O povo tinha razão, talvez; a verdadeira idade de uma mulher é a que ela parece
ter; quem não prefere uma de 40 que pareça ter 30, a uma de 30 que pareça
ter 40!
Era
branca de neve e parecia ter sido extremamente formosa: as leves rugas que se
lhe divisam na fronte, tinham o ar de se encontrarem em direções combinadas, e
devam-lhe um aspecto grave e melancólico; chama-lhes ela dádivas da
experiência. Os seus olhos, conquanto não tivessem já o brilho fantástico, que
passa com a mocidade, guardavam ainda luz bastante para que uma vista sua
penetrasse a alma, e decifrasse sem custo os mais guardados segredos. Tinha o
nariz pronunciadamente aquilino, e, apesar da idade, conservava todos os dentes
alvos e brilhantes. Desenhava-se-lhe pelo rosto uma expressão continuadamente
perscrutadora, severa, e por vezes de uma ironia, que gelava a alma.
Ana se
chamava. Tratavam-na em Lessa pela “senhora Ana”. Estava viúva havia nove anos;
desde a morte de seu marido, que era um dos pescadores mais remediados do
sítio, ninguém teve que ralhar dela; e conquanto se enfeitassem muitos para a
tentarem a segundas núpcias, nenhum conseguiu obter dela o mais leve olhar de
promessa.
Tinha
dois filhos. A um deles, na intenção de o fazer seguir estudos, chegou a
mandá-lo a um colégio do Porto: um dia, porém, foram também precisos à casa
aqueles dois braços, e o pequeno, trocando a aula pelo mar, fez-se barqueiro
aos 12 anos.
Todo o
período da sua mocidade foi triste como a noite. Ele nem sequer andava na
catraia de seu irmão, e teve que sujeitar-se, por alcançar mais lucros, a fazer
parte da campanha de outro barco da costa. Quando alguma vez, por estar muito
rijo o vento e o mar em vagalhões, não podiam sair à pesca, o pobre rapaz
passava a tarde na praia, ajudando a consertar as redes e deixando
insensivelmente correr-lhe o pranto pelas faces.
— Que
diabo tens tu, rapaz — perguntavam-lhe os companheiros.
—
Tristezas a que sou dado! — respondia ele sorrindo e disfarçando. — Isto é do
sítio!
Os
barqueiros espalhavam a vista em redor, e pareciam dar- lhe razão.

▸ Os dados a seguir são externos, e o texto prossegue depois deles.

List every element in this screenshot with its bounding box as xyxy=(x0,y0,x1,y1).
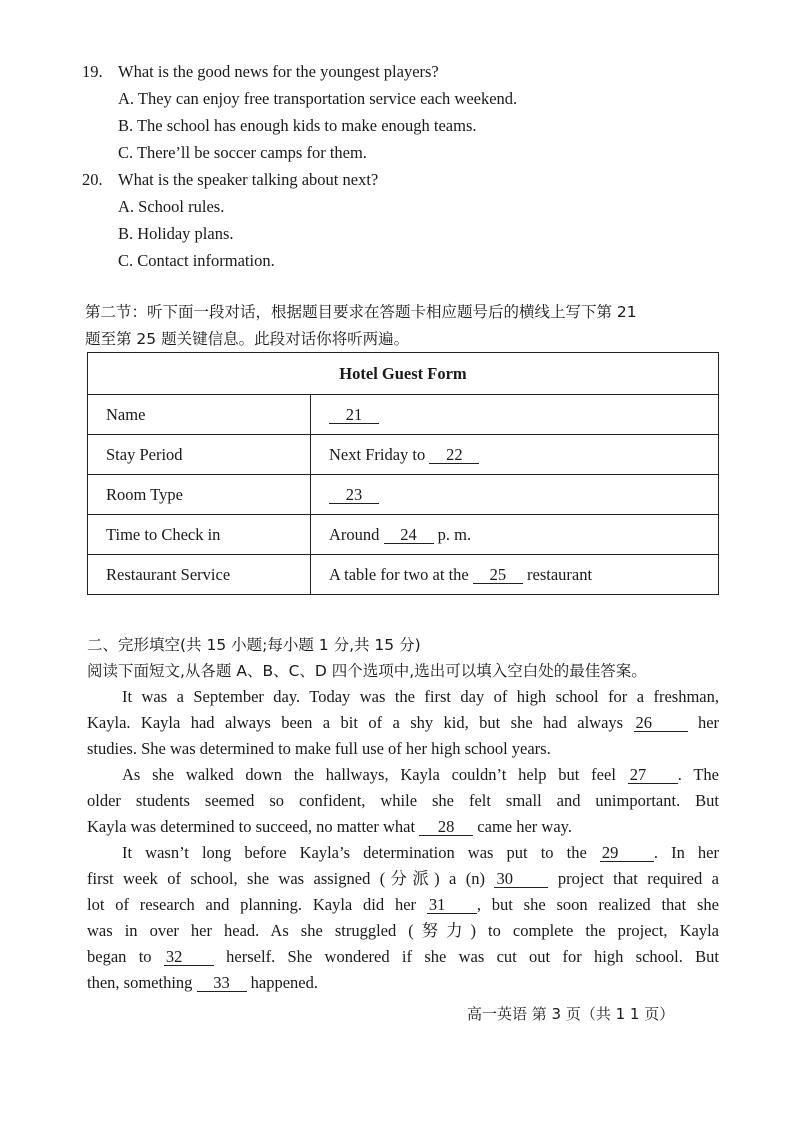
question-number: 19. xyxy=(82,62,103,81)
passage-text: Kayla was determined to succeed, no matter what xyxy=(87,817,416,836)
passage-text: . The xyxy=(677,765,720,784)
passage-text: , but she soon realized that she xyxy=(476,895,719,914)
cloze-blank-29: 29 xyxy=(600,844,654,862)
passage-text: It wasn’t long before Kayla’s determination was put to the xyxy=(122,843,587,862)
passage-line xyxy=(87,840,719,866)
form-value xyxy=(311,435,719,475)
passage-text: herself. She wondered if she was cut out for high school. But xyxy=(226,947,720,966)
passage-line: It was a September day. Today was the first day of high school for a freshman, xyxy=(122,687,719,706)
answer-blank-22: 22 xyxy=(429,446,479,464)
passage-text: . In her xyxy=(653,843,720,862)
question-text: What is the good news for the youngest players? xyxy=(118,62,439,81)
hotel-guest-form xyxy=(87,352,719,595)
option-20c: C. Contact information. xyxy=(118,251,275,270)
form-row-restaurant-service xyxy=(88,555,719,595)
option-19b: B. The school has enough kids to make enough teams. xyxy=(118,116,477,135)
answer-blank-24: 24 xyxy=(384,526,434,544)
form-value-suffix: restaurant xyxy=(527,564,593,584)
form-value xyxy=(311,395,719,435)
cloze-instruction: 阅读下面短文,从各题 A、B、C、D 四个选项中,选出可以填入空白处的最佳答案。 xyxy=(87,662,647,680)
question-text: What is the speaker talking about next? xyxy=(118,170,379,189)
cloze-blank-32: 32 xyxy=(164,948,214,966)
cloze-passage xyxy=(87,684,719,996)
passage-text: happened. xyxy=(250,973,319,992)
form-row-name xyxy=(88,395,719,435)
passage-text: first week of school, she was assigned (分派) a (n) xyxy=(87,869,486,888)
form-value xyxy=(311,555,719,595)
form-value-prefix: A table for two at the xyxy=(329,564,469,584)
form-value xyxy=(311,475,719,515)
passage-text: As she walked down the hallways, Kayla couldn’t help but feel xyxy=(122,765,616,784)
answer-blank-21: 21 xyxy=(329,406,379,424)
cloze-blank-33: 33 xyxy=(197,974,247,992)
passage-line: older students seemed so confident, while she felt small and unimportant. But xyxy=(87,791,719,810)
passage-line xyxy=(87,814,719,840)
option-20b: B. Holiday plans. xyxy=(118,224,234,243)
section-2-instruction-line1: 第二节：听下面一段对话，根据题目要求在答题卡相应题号后的横线上写下第 21 xyxy=(85,303,637,321)
option-20a: A. School rules. xyxy=(118,197,225,216)
cloze-blank-31: 31 xyxy=(427,896,477,914)
question-number: 20. xyxy=(82,170,103,189)
cloze-blank-27: 27 xyxy=(628,766,678,784)
form-value xyxy=(311,515,719,555)
question-20 xyxy=(82,170,378,190)
option-19c: C. There’ll be soccer camps for them. xyxy=(118,143,367,162)
cloze-heading: 二、完形填空(共 15 小题;每小题 1 分,共 15 分) xyxy=(87,636,421,654)
cloze-blank-28: 28 xyxy=(419,818,473,836)
form-label: Stay Period xyxy=(88,435,311,475)
passage-line: studies. She was determined to make full use of her high school years. xyxy=(87,739,551,758)
cloze-blank-26: 26 xyxy=(634,714,688,732)
passage-line: was in over her head. As she struggled (努力) to complete the project, Kayla xyxy=(87,921,719,940)
form-label: Time to Check in xyxy=(88,515,311,555)
passage-line xyxy=(87,970,719,996)
form-title: Hotel Guest Form xyxy=(88,353,719,395)
passage-text: Kayla. Kayla had always been a bit of a shy kid, but she had always xyxy=(87,713,624,732)
form-label: Restaurant Service xyxy=(88,555,311,595)
form-value-prefix: Next Friday to xyxy=(329,444,426,464)
page-footer: 高一英语 第 3 页（共 1 1 页） xyxy=(467,1005,675,1023)
form-row-stay-period xyxy=(88,435,719,475)
passage-line xyxy=(87,892,719,918)
question-19 xyxy=(82,62,439,82)
form-value-prefix: Around xyxy=(329,524,380,544)
passage-text: her xyxy=(697,713,720,732)
passage-text: lot of research and planning. Kayla did her xyxy=(87,895,417,914)
answer-blank-23: 23 xyxy=(329,486,379,504)
option-19a: A. They can enjoy free transportation service each weekend. xyxy=(118,89,518,108)
form-label: Name xyxy=(88,395,311,435)
passage-line xyxy=(87,762,719,788)
passage-line xyxy=(87,866,719,892)
passage-text: then, something xyxy=(87,973,193,992)
passage-text: project that required a xyxy=(557,869,719,888)
form-row-check-in-time xyxy=(88,515,719,555)
cloze-blank-30: 30 xyxy=(494,870,548,888)
form-row-room-type xyxy=(88,475,719,515)
answer-blank-25: 25 xyxy=(473,566,523,584)
section-2-instruction-line2: 题至第 25 题关键信息。此段对话你将听两遍。 xyxy=(85,330,410,348)
passage-text: came her way. xyxy=(477,817,572,836)
form-value-suffix: p. m. xyxy=(437,524,472,544)
form-label: Room Type xyxy=(88,475,311,515)
passage-line xyxy=(87,710,719,736)
passage-text: began to xyxy=(87,947,152,966)
passage-line xyxy=(87,944,719,970)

A natureza
ali é tudo; natureza agreste, ainda que cheia de encantos em todo o seu tom de
melancolia, de saudade e de fé. Rio, árvores e mar! Está-se bem ali, mas
sente-se a necessidade de chorar! À medida que se alarga a vista por aquele
horizonte da cor da esperança, por que não sente esperança a nossa alma? Mil
idéias fatais nos lembram! Chega a parecer-nos felicidade o morrer moço, e diz
a gente a si próprio, olhando para o farol e para as ondas: — Quantos irão no
comboio da tarde, levando pena de não haverem ido no da manhã?!
Todos do
sitio estimavam Roberto. O patrão da catraia, que tinha uma filhinha linda como
os amores, havia dito um dia à mãe do mancebo:
— Esta
há de ser para o seu Roberto!
A mãe
sorriu-se; o rapaz fez-se corado.
— E
então eu fico ao sinal? — perguntou Raimão, rindo
— Tens
razão, meu rapaz. Esquecia-me de ti. Pois digo-te que há de tudo ser regulado
por outra bitola. Ela é que há de escolher a seu tempo aquele de vocês que lhe
quadrar nais ao jeito!
A
criança pendurou-se a um braço do Roberto e exclamou num tom caloroso:
—
Este!...
Foi
puramente uma galanteria. Ficou por muito tempo na memória do povo esta graça
infantil. Um dia, porém, houve quem visse Roberto ir ajoelhar-se diante da
capela do Senhor dos Aflitos: ele tinha 13 anos então: a prece que dirigiu a
Deus foi a prometer um palácio edificado no lugar da sua cabana, se tivesse
vida e fortuna para voltar rico. Criança ajoelhou, e ergueu-se homem — estava
marinheiro. Já nessa noite não apareceu em casa, e quando na manhã seguinte se
espalhou a notícia de que ele partira a bordo de um brigue para Brasil a mãe
recordou-se aterrada de que o pequeno lhe umedecera a mão de lágrimas, a última
vez que lha beijou!
Catorze
anos se passaram desde este acontecimento: na ocasião em que principia o meu
conto voltara Roberto do Brasil, e correra a abraçar sua mãe e seu irmão àquela
humilde choupana de Lessa da Palmeira, que o tinha visto nascer!...
Entre os
dois irmãos o contraste era completo, Roberto era um mocetão alto, magro,
levemente pálido, de olhos negros e melancólicos, expressão serena e elegante.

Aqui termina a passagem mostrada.